MG:What do you think about the future of broadcast advertising considering all of the cord-cutting and the dominance of streaming services.
BLUM: Everything old is new again. It’s amazing how everything comes full circle. Streaming was supposed to kill “linear TV” and cord cutting was going to kill cable, and now all the streaming services are going to an advertising model because the investment model ultimately didn’t pay off, and you can’t monetize subscribers without advertising because there is a hard ceiling on how much subscribers will pay. So here’s my question, if I watch it on my TV, and it has advertising, and I have to pay extra for it to be ad-free, how is it different from cable? And now when I watch Thursday Night Football, I have to watch the commercials because the functionality of fast forward technology on streaming services sucks. From where I sit, the streaming services are networks, supported by advertising, but it used to be free, and now I have to pay for it and I have to tolerate the advertising anyway. Can I have my direcTV back, please?

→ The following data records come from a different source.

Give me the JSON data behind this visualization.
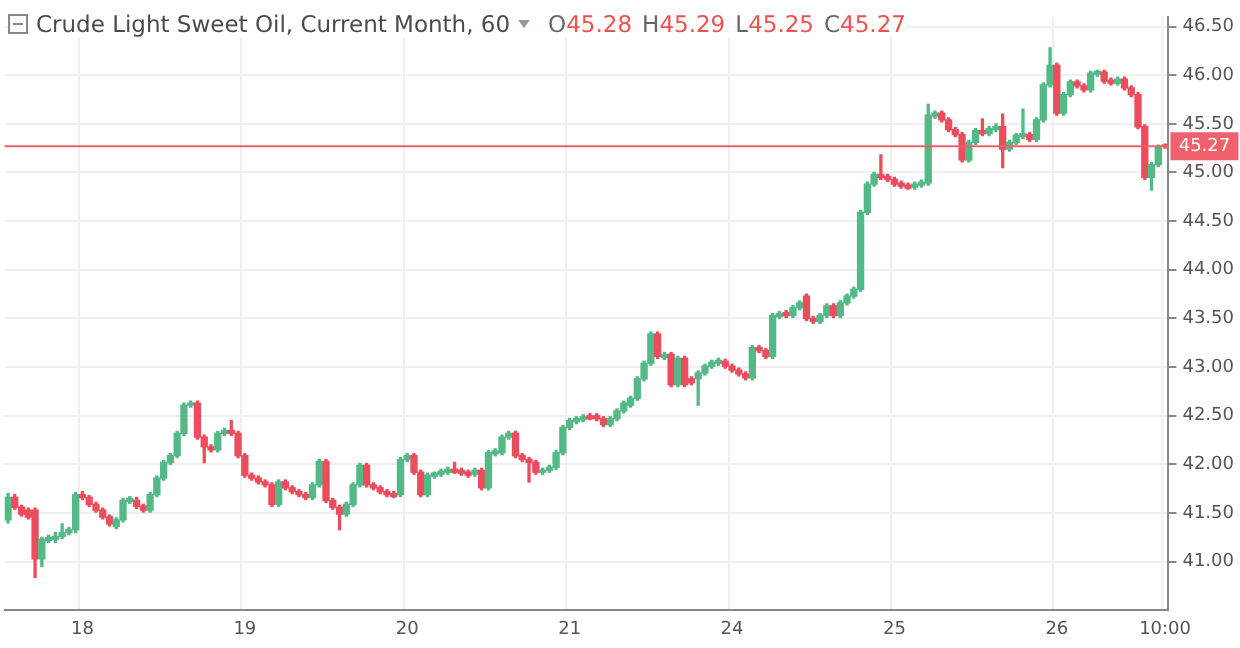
{
  "chart_data": {
    "type": "candlestick",
    "title": "Crude Light Sweet Oil, Current Month, 60",
    "annotations": [
      "O45.28",
      "H45.29",
      "L45.25",
      "C45.27"
    ],
    "categories": [
      null,
      null,
      null,
      null,
      null,
      null,
      null,
      null,
      null,
      null,
      null,
      "18",
      null,
      null,
      null,
      null,
      null,
      null,
      null,
      null,
      null,
      null,
      null,
      null,
      null,
      null,
      null,
      null,
      null,
      null,
      null,
      null,
      null,
      null,
      null,
      "19",
      null,
      null,
      null,
      null,
      null,
      null,
      null,
      null,
      null,
      null,
      null,
      null,
      null,
      null,
      null,
      null,
      null,
      null,
      null,
      null,
      null,
      null,
      null,
      "20",
      null,
      null,
      null,
      null,
      null,
      null,
      null,
      null,
      null,
      null,
      null,
      null,
      null,
      null,
      null,
      null,
      null,
      null,
      null,
      null,
      null,
      null,
      null,
      "21",
      null,
      null,
      null,
      null,
      null,
      null,
      null,
      null,
      null,
      null,
      null,
      null,
      null,
      null,
      null,
      null,
      null,
      null,
      null,
      null,
      null,
      null,
      null,
      "24",
      null,
      null,
      null,
      null,
      null,
      null,
      null,
      null,
      null,
      null,
      null,
      null,
      null,
      null,
      null,
      null,
      null,
      null,
      null,
      null,
      null,
      null,
      null,
      "25",
      null,
      null,
      null,
      null,
      null,
      null,
      null,
      null,
      null,
      null,
      null,
      null,
      null,
      null,
      null,
      null,
      null,
      null,
      null,
      null,
      null,
      null,
      null,
      "26",
      null,
      null,
      null,
      null,
      null,
      null,
      null,
      null,
      null,
      null,
      null,
      null,
      null,
      null,
      null,
      "10:00"
    ],
    "ohlc": [
      [
        41.43,
        41.7,
        41.4,
        41.66
      ],
      [
        41.66,
        41.69,
        41.54,
        41.56
      ],
      [
        41.56,
        41.58,
        41.47,
        41.49
      ],
      [
        41.53,
        41.55,
        41.44,
        41.46
      ],
      [
        41.53,
        41.55,
        40.84,
        41.03
      ],
      [
        41.03,
        41.25,
        40.95,
        41.23
      ],
      [
        41.22,
        41.27,
        41.2,
        41.25
      ],
      [
        41.23,
        41.3,
        41.2,
        41.26
      ],
      [
        41.26,
        41.39,
        41.24,
        41.3
      ],
      [
        41.3,
        41.35,
        41.28,
        41.33
      ],
      [
        41.33,
        41.71,
        41.3,
        41.69
      ],
      [
        41.69,
        41.72,
        41.64,
        41.66
      ],
      [
        41.66,
        41.68,
        41.57,
        41.59
      ],
      [
        41.59,
        41.61,
        41.51,
        41.53
      ],
      [
        41.53,
        41.55,
        41.44,
        41.46
      ],
      [
        41.46,
        41.48,
        41.37,
        41.39
      ],
      [
        41.36,
        41.45,
        41.34,
        41.43
      ],
      [
        41.43,
        41.65,
        41.41,
        41.63
      ],
      [
        41.62,
        41.67,
        41.6,
        41.65
      ],
      [
        41.63,
        41.66,
        41.55,
        41.57
      ],
      [
        41.57,
        41.59,
        41.51,
        41.53
      ],
      [
        41.53,
        41.71,
        41.51,
        41.69
      ],
      [
        41.69,
        41.88,
        41.67,
        41.86
      ],
      [
        41.86,
        42.04,
        41.84,
        42.02
      ],
      [
        42.02,
        42.11,
        42.0,
        42.09
      ],
      [
        42.09,
        42.34,
        42.07,
        42.32
      ],
      [
        42.32,
        42.63,
        42.3,
        42.61
      ],
      [
        42.61,
        42.65,
        42.59,
        42.63
      ],
      [
        42.63,
        42.65,
        42.26,
        42.28
      ],
      [
        42.28,
        42.3,
        42.02,
        42.18
      ],
      [
        42.18,
        42.2,
        42.13,
        42.15
      ],
      [
        42.15,
        42.34,
        42.13,
        42.32
      ],
      [
        42.32,
        42.37,
        42.3,
        42.35
      ],
      [
        42.35,
        42.45,
        42.3,
        42.32
      ],
      [
        42.32,
        42.34,
        42.07,
        42.09
      ],
      [
        42.09,
        42.11,
        41.87,
        41.89
      ],
      [
        41.89,
        41.91,
        41.84,
        41.86
      ],
      [
        41.86,
        41.88,
        41.8,
        41.82
      ],
      [
        41.82,
        41.84,
        41.77,
        41.79
      ],
      [
        41.79,
        41.81,
        41.57,
        41.59
      ],
      [
        41.59,
        41.84,
        41.57,
        41.82
      ],
      [
        41.82,
        41.84,
        41.74,
        41.76
      ],
      [
        41.76,
        41.78,
        41.7,
        41.72
      ],
      [
        41.72,
        41.74,
        41.67,
        41.69
      ],
      [
        41.69,
        41.71,
        41.64,
        41.66
      ],
      [
        41.66,
        41.81,
        41.64,
        41.79
      ],
      [
        41.79,
        42.05,
        41.77,
        42.03
      ],
      [
        42.03,
        42.05,
        41.61,
        41.63
      ],
      [
        41.63,
        41.65,
        41.54,
        41.56
      ],
      [
        41.56,
        41.58,
        41.33,
        41.49
      ],
      [
        41.49,
        41.61,
        41.47,
        41.59
      ],
      [
        41.59,
        41.81,
        41.57,
        41.79
      ],
      [
        41.79,
        42.01,
        41.77,
        41.99
      ],
      [
        41.99,
        42.01,
        41.77,
        41.79
      ],
      [
        41.79,
        41.81,
        41.74,
        41.76
      ],
      [
        41.76,
        41.78,
        41.7,
        41.72
      ],
      [
        41.72,
        41.74,
        41.67,
        41.69
      ],
      [
        41.7,
        41.72,
        41.66,
        41.67
      ],
      [
        41.69,
        42.07,
        41.67,
        42.05
      ],
      [
        42.05,
        42.11,
        42.03,
        42.09
      ],
      [
        42.09,
        42.11,
        41.9,
        41.92
      ],
      [
        41.92,
        41.94,
        41.67,
        41.69
      ],
      [
        41.69,
        41.91,
        41.67,
        41.89
      ],
      [
        41.88,
        41.92,
        41.86,
        41.91
      ],
      [
        41.9,
        41.95,
        41.88,
        41.93
      ],
      [
        41.92,
        41.97,
        41.9,
        41.95
      ],
      [
        41.95,
        42.02,
        41.91,
        41.92
      ],
      [
        41.94,
        41.96,
        41.89,
        41.91
      ],
      [
        41.92,
        41.94,
        41.87,
        41.89
      ],
      [
        41.9,
        41.96,
        41.88,
        41.94
      ],
      [
        41.94,
        41.96,
        41.74,
        41.76
      ],
      [
        41.76,
        42.14,
        41.74,
        42.12
      ],
      [
        42.11,
        42.16,
        42.09,
        42.14
      ],
      [
        42.12,
        42.3,
        42.1,
        42.28
      ],
      [
        42.28,
        42.34,
        42.26,
        42.32
      ],
      [
        42.32,
        42.34,
        42.07,
        42.09
      ],
      [
        42.09,
        42.11,
        42.03,
        42.05
      ],
      [
        42.05,
        42.07,
        41.82,
        42.02
      ],
      [
        42.02,
        42.04,
        41.9,
        41.92
      ],
      [
        41.92,
        41.96,
        41.9,
        41.94
      ],
      [
        41.94,
        41.99,
        41.92,
        41.97
      ],
      [
        41.97,
        42.14,
        41.95,
        42.12
      ],
      [
        42.12,
        42.4,
        42.1,
        42.38
      ],
      [
        42.38,
        42.47,
        42.36,
        42.45
      ],
      [
        42.44,
        42.49,
        42.42,
        42.47
      ],
      [
        42.46,
        42.51,
        42.44,
        42.49
      ],
      [
        42.5,
        42.52,
        42.46,
        42.47
      ],
      [
        42.5,
        42.52,
        42.45,
        42.47
      ],
      [
        42.47,
        42.49,
        42.39,
        42.41
      ],
      [
        42.41,
        42.49,
        42.39,
        42.47
      ],
      [
        42.47,
        42.57,
        42.45,
        42.55
      ],
      [
        42.55,
        42.65,
        42.53,
        42.63
      ],
      [
        42.61,
        42.7,
        42.59,
        42.68
      ],
      [
        42.68,
        42.9,
        42.66,
        42.88
      ],
      [
        42.88,
        43.06,
        42.86,
        43.04
      ],
      [
        43.04,
        43.36,
        43.02,
        43.34
      ],
      [
        43.34,
        43.36,
        43.09,
        43.11
      ],
      [
        43.1,
        43.15,
        43.08,
        43.13
      ],
      [
        43.13,
        43.15,
        42.8,
        42.82
      ],
      [
        42.82,
        43.11,
        42.8,
        43.09
      ],
      [
        43.09,
        43.11,
        42.8,
        42.82
      ],
      [
        42.88,
        42.9,
        42.82,
        42.84
      ],
      [
        42.88,
        42.96,
        42.61,
        42.94
      ],
      [
        42.94,
        43.03,
        42.92,
        43.01
      ],
      [
        43.01,
        43.07,
        42.99,
        43.05
      ],
      [
        43.04,
        43.09,
        43.02,
        43.07
      ],
      [
        43.06,
        43.08,
        42.99,
        43.01
      ],
      [
        43.01,
        43.03,
        42.95,
        42.97
      ],
      [
        42.97,
        42.99,
        42.91,
        42.93
      ],
      [
        42.93,
        42.95,
        42.87,
        42.89
      ],
      [
        42.89,
        43.22,
        42.87,
        43.2
      ],
      [
        43.2,
        43.22,
        43.15,
        43.17
      ],
      [
        43.17,
        43.19,
        43.09,
        43.11
      ],
      [
        43.11,
        43.55,
        43.09,
        43.53
      ],
      [
        43.52,
        43.57,
        43.5,
        43.55
      ],
      [
        43.56,
        43.58,
        43.51,
        43.53
      ],
      [
        43.53,
        43.63,
        43.51,
        43.61
      ],
      [
        43.61,
        43.68,
        43.59,
        43.66
      ],
      [
        43.73,
        43.75,
        43.48,
        43.5
      ],
      [
        43.5,
        43.52,
        43.45,
        43.47
      ],
      [
        43.47,
        43.55,
        43.45,
        43.53
      ],
      [
        43.53,
        43.65,
        43.51,
        43.63
      ],
      [
        43.63,
        43.65,
        43.51,
        43.53
      ],
      [
        43.53,
        43.68,
        43.51,
        43.66
      ],
      [
        43.66,
        43.75,
        43.64,
        43.73
      ],
      [
        43.73,
        43.82,
        43.71,
        43.8
      ],
      [
        43.8,
        44.61,
        43.78,
        44.59
      ],
      [
        44.59,
        44.9,
        44.57,
        44.88
      ],
      [
        44.88,
        45.0,
        44.86,
        44.98
      ],
      [
        44.98,
        45.18,
        44.93,
        44.95
      ],
      [
        44.96,
        44.98,
        44.91,
        44.93
      ],
      [
        44.93,
        44.95,
        44.86,
        44.88
      ],
      [
        44.89,
        44.91,
        44.84,
        44.86
      ],
      [
        44.87,
        44.89,
        44.83,
        44.84
      ],
      [
        44.85,
        44.9,
        44.83,
        44.88
      ],
      [
        44.87,
        44.92,
        44.85,
        44.9
      ],
      [
        44.89,
        45.7,
        44.87,
        45.59
      ],
      [
        45.58,
        45.63,
        45.56,
        45.61
      ],
      [
        45.61,
        45.63,
        45.52,
        45.54
      ],
      [
        45.54,
        45.56,
        45.42,
        45.44
      ],
      [
        45.44,
        45.46,
        45.37,
        45.39
      ],
      [
        45.39,
        45.41,
        45.11,
        45.13
      ],
      [
        45.13,
        45.33,
        45.11,
        45.31
      ],
      [
        45.31,
        45.45,
        45.29,
        45.43
      ],
      [
        45.43,
        45.55,
        45.38,
        45.4
      ],
      [
        45.4,
        45.47,
        45.38,
        45.45
      ],
      [
        45.44,
        45.5,
        45.42,
        45.47
      ],
      [
        45.47,
        45.6,
        45.05,
        45.24
      ],
      [
        45.24,
        45.33,
        45.22,
        45.31
      ],
      [
        45.31,
        45.4,
        45.29,
        45.38
      ],
      [
        45.37,
        45.65,
        45.35,
        45.4
      ],
      [
        45.39,
        45.41,
        45.32,
        45.34
      ],
      [
        45.34,
        45.56,
        45.32,
        45.54
      ],
      [
        45.54,
        45.92,
        45.52,
        45.9
      ],
      [
        45.9,
        46.28,
        45.88,
        46.1
      ],
      [
        46.1,
        46.12,
        45.59,
        45.61
      ],
      [
        45.61,
        45.82,
        45.59,
        45.8
      ],
      [
        45.8,
        45.95,
        45.78,
        45.93
      ],
      [
        45.93,
        45.95,
        45.87,
        45.89
      ],
      [
        45.89,
        45.91,
        45.83,
        45.85
      ],
      [
        45.85,
        46.04,
        45.83,
        46.02
      ],
      [
        46.01,
        46.05,
        45.99,
        46.04
      ],
      [
        46.03,
        46.05,
        45.92,
        45.94
      ],
      [
        45.95,
        45.97,
        45.9,
        45.92
      ],
      [
        45.92,
        45.98,
        45.9,
        45.96
      ],
      [
        45.96,
        45.98,
        45.85,
        45.87
      ],
      [
        45.87,
        45.89,
        45.78,
        45.8
      ],
      [
        45.8,
        45.82,
        45.45,
        45.47
      ],
      [
        45.47,
        45.49,
        44.93,
        44.95
      ],
      [
        44.95,
        45.1,
        44.82,
        45.08
      ],
      [
        45.08,
        45.28,
        45.06,
        45.26
      ],
      [
        45.28,
        45.29,
        45.25,
        45.27
      ]
    ],
    "colors": [
      "#53b987",
      "#eb4d5c",
      "#eb4d5c",
      "#eb4d5c",
      "#eb4d5c",
      "#53b987",
      "#53b987",
      "#53b987",
      "#53b987",
      "#53b987",
      "#53b987",
      "#eb4d5c",
      "#eb4d5c",
      "#eb4d5c",
      "#eb4d5c",
      "#eb4d5c",
      "#53b987",
      "#53b987",
      "#53b987",
      "#eb4d5c",
      "#eb4d5c",
      "#53b987",
      "#53b987",
      "#53b987",
      "#53b987",
      "#53b987",
      "#53b987",
      "#53b987",
      "#eb4d5c",
      "#eb4d5c",
      "#eb4d5c",
      "#53b987",
      "#53b987",
      "#eb4d5c",
      "#eb4d5c",
      "#eb4d5c",
      "#eb4d5c",
      "#eb4d5c",
      "#eb4d5c",
      "#eb4d5c",
      "#53b987",
      "#eb4d5c",
      "#eb4d5c",
      "#eb4d5c",
      "#eb4d5c",
      "#53b987",
      "#53b987",
      "#eb4d5c",
      "#eb4d5c",
      "#eb4d5c",
      "#53b987",
      "#53b987",
      "#53b987",
      "#eb4d5c",
      "#eb4d5c",
      "#eb4d5c",
      "#eb4d5c",
      "#eb4d5c",
      "#53b987",
      "#53b987",
      "#eb4d5c",
      "#eb4d5c",
      "#53b987",
      "#53b987",
      "#53b987",
      "#53b987",
      "#eb4d5c",
      "#eb4d5c",
      "#eb4d5c",
      "#53b987",
      "#eb4d5c",
      "#53b987",
      "#53b987",
      "#53b987",
      "#53b987",
      "#eb4d5c",
      "#eb4d5c",
      "#eb4d5c",
      "#eb4d5c",
      "#53b987",
      "#53b987",
      "#53b987",
      "#53b987",
      "#53b987",
      "#53b987",
      "#53b987",
      "#eb4d5c",
      "#eb4d5c",
      "#eb4d5c",
      "#53b987",
      "#53b987",
      "#53b987",
      "#53b987",
      "#53b987",
      "#53b987",
      "#53b987",
      "#eb4d5c",
      "#53b987",
      "#eb4d5c",
      "#53b987",
      "#eb4d5c",
      "#eb4d5c",
      "#53b987",
      "#53b987",
      "#53b987",
      "#53b987",
      "#eb4d5c",
      "#eb4d5c",
      "#eb4d5c",
      "#eb4d5c",
      "#53b987",
      "#eb4d5c",
      "#eb4d5c",
      "#53b987",
      "#53b987",
      "#eb4d5c",
      "#53b987",
      "#53b987",
      "#eb4d5c",
      "#eb4d5c",
      "#53b987",
      "#53b987",
      "#eb4d5c",
      "#53b987",
      "#53b987",
      "#53b987",
      "#53b987",
      "#53b987",
      "#53b987",
      "#eb4d5c",
      "#eb4d5c",
      "#eb4d5c",
      "#eb4d5c",
      "#eb4d5c",
      "#53b987",
      "#53b987",
      "#53b987",
      "#53b987",
      "#eb4d5c",
      "#eb4d5c",
      "#eb4d5c",
      "#eb4d5c",
      "#53b987",
      "#53b987",
      "#eb4d5c",
      "#53b987",
      "#53b987",
      "#eb4d5c",
      "#53b987",
      "#53b987",
      "#53b987",
      "#eb4d5c",
      "#53b987",
      "#53b987",
      "#53b987",
      "#eb4d5c",
      "#53b987",
      "#53b987",
      "#eb4d5c",
      "#eb4d5c",
      "#53b987",
      "#53b987",
      "#eb4d5c",
      "#eb4d5c",
      "#53b987",
      "#eb4d5c",
      "#eb4d5c",
      "#eb4d5c",
      "#eb4d5c",
      "#53b987",
      "#53b987",
      "#eb4d5c"
    ],
    "ylim": [
      40.5,
      46.6
    ],
    "yticks": [
      {
        "value": 41,
        "label": "41.00"
      },
      {
        "value": 41.5,
        "label": "41.50"
      },
      {
        "value": 42,
        "label": "42.00"
      },
      {
        "value": 42.5,
        "label": "42.50"
      },
      {
        "value": 43,
        "label": "43.00"
      },
      {
        "value": 43.5,
        "label": "43.50"
      },
      {
        "value": 44,
        "label": "44.00"
      },
      {
        "value": 44.5,
        "label": "44.50"
      },
      {
        "value": 45,
        "label": "45.00"
      },
      {
        "value": 45.5,
        "label": "45.50"
      },
      {
        "value": 46,
        "label": "46.00"
      },
      {
        "value": 46.5,
        "label": "46.50"
      }
    ],
    "grid": true,
    "ref_lines": [
      {
        "axis": "y",
        "value": 45.27,
        "label": "45.27",
        "color": "#f0616d"
      }
    ]
  }
}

MG: What is your favorite TV creative in the last two years?
BLUM: For me, without question, it’s the Beats “You Love Me?” creative, from 2020. They did something that few brands other than Nike really do. They showed what they stand for by telling the story, not by making PR announcements. At its best, advertising reflects the society, it makes you think, and then it lets you decide where the brand fits in. That’s what this work did. It’s brand building at its best.
MG: What is your favorite Digital creative in the last two years? And why is it impossible to answer this question. What does digital have to do better?
BLUM: This is the issue, isn’t it. It has to work throughout the funnel, and digital has to take the awareness that TV creates and turn it into connection and action. It’s a lot more tactical, so it’s not so easy to define. Good digital makes you notice and take action, without being annoying. It’s not that easy to do well.
I know it’s not from the last two years, but one of my favorite pieces of digital work is actually a piece of digital signage from 2014 for Apotek which really revolutionized out-of-home. It’s the subway ad from Scandinavia where the model’s hair blows when the train comes into the station. Another example is the British Airways billboard where the kid looks up every time a plane flies over. Strictly speaking, I don’t know if it’s digital, experiential, or OOH, but whatever it is, work like that is brilliant, it just changes the whole conversation. Suddenly, you can do something that gets people’s attention that you couldn’t do before. You can’t pay enough for people who have ideas like that, it’s lightning in a bottle.
You can probably tell I’m partial to OOH, particularly digital outdoor. For me, it’s the purest form of advertising, and digital technology has supercharged the creative in that medium.
MG: Alex you don’t want to be told what to read. But you can tell folks what they should read?
BLUM:
Yes, that’s kind of the joke, just putting it out there for whoever is interested. I am an avid reader, I’m constantly trying to broaden my understanding of my world, and the best way to do that is to read. Whoever it was who said that in the digital age, books were going away was an idiot. I think one of the reasons we have so many problems communicating in this country today is the death of nuance. Everybody is too lazy to get into details and really understand anything, so they are just repeating sound bites without substance, reposting things from other people, trying to come up with clever little truisms, and often taking things out of context, just to draw clicks. Talking at people doesn’t advance the discussion because no one has to meet in the middle. You want to be smarter? Read. I’m just providing a little push and some ideas for what might be worth somebody’s time.